How does one even start to treat someone like that with kindness and patience? You can't pull kindness, patience or gratitude out of a vacuum for anyone, so you can't expect anyone to do that with their emotional abusers.
I will not presume to know anyone's experiences with abuse here, because I don't know any of you well enough. But for people like me, H-Kath, Lady Thriller, and many others, (and maybe even frostee? Who knows), it is hard to listen to advice, however well-meaning the intent, that involves extending any sort of kindness or gratitude to our abusers. For us, that doesn't work, and may even be harmful. I am glad that it has worked out for those of you who can do that. But please do not make the mistake of thinking that the rest of us can deal with it the way you have.
Each of us has had our own experiences of abuse, and we also have very different ways of dealing with and healing from it. We need to find the ways that work best for us. It seems that
@Frostee has dealt with this for quite some time, since he was a child. Only under very extraordinary circumstances would a parent treat their child with coldness and cruelty after a lifetime of love and kindness. That just doesn't happen. So I tend to side with the one who is mistreated.

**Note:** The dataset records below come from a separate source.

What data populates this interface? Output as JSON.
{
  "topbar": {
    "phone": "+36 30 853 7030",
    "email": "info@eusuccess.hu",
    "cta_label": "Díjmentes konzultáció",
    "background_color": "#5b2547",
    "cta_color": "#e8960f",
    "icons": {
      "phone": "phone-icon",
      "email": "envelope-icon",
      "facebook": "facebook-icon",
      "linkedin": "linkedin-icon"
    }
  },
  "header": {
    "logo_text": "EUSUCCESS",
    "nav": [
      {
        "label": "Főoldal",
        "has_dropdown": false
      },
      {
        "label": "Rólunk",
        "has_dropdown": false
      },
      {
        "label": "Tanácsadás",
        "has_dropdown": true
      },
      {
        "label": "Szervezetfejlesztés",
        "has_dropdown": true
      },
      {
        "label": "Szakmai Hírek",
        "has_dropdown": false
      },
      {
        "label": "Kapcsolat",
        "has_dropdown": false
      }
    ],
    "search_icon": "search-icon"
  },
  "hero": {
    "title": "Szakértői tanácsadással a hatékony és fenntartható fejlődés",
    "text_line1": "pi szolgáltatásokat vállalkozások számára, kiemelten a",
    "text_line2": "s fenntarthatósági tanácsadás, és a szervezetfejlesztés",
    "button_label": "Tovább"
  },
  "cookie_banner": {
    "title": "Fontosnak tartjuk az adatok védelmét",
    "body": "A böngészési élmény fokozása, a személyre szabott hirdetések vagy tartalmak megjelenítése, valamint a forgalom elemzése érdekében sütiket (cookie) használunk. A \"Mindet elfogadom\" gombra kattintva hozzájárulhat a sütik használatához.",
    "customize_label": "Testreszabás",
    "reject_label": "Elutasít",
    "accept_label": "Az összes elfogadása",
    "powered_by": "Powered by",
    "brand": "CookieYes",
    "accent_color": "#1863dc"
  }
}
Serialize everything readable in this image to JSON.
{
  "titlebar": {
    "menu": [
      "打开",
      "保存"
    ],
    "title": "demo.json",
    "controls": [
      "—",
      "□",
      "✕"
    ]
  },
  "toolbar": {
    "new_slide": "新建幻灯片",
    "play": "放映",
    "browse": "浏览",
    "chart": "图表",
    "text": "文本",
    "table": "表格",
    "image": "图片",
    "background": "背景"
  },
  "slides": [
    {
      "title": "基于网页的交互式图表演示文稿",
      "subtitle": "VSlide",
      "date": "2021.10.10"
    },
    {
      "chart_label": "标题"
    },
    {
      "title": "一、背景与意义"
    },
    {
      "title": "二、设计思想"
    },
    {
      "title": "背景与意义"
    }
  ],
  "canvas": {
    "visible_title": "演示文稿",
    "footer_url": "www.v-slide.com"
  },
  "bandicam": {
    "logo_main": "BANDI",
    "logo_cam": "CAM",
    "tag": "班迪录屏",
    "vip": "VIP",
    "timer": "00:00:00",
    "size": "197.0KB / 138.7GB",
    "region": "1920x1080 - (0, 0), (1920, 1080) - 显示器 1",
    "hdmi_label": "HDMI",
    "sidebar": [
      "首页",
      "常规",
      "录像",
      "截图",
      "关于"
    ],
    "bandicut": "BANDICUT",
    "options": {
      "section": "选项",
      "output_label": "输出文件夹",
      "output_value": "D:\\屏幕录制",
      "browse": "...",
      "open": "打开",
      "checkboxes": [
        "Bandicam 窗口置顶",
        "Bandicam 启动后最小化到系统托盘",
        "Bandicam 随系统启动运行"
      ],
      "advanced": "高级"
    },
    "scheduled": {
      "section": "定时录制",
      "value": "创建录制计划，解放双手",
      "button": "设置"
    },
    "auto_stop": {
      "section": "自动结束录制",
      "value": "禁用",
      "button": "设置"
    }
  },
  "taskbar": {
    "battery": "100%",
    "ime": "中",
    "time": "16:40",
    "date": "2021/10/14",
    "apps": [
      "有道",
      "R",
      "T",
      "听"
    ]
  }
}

I do concede though, and repeat what I said in a prior post, that even though his parents are cold and mean to him, if he is living with them and is employable, he should contribute to the household expenses in some way while he is still under their roof. Doing this is not only fair as someone who consumes household food and utilities, it is a start on the path to independence. It may not make your parents treat you any better,
@Frostee , but at least you can start to save up, focus on taking care of your own needs while you decide what is best for you to heal, gain confidence and self-worth. Please don't waste anymore time trying to figure out your family's behavior. Sort yourself out so that you don't become like them.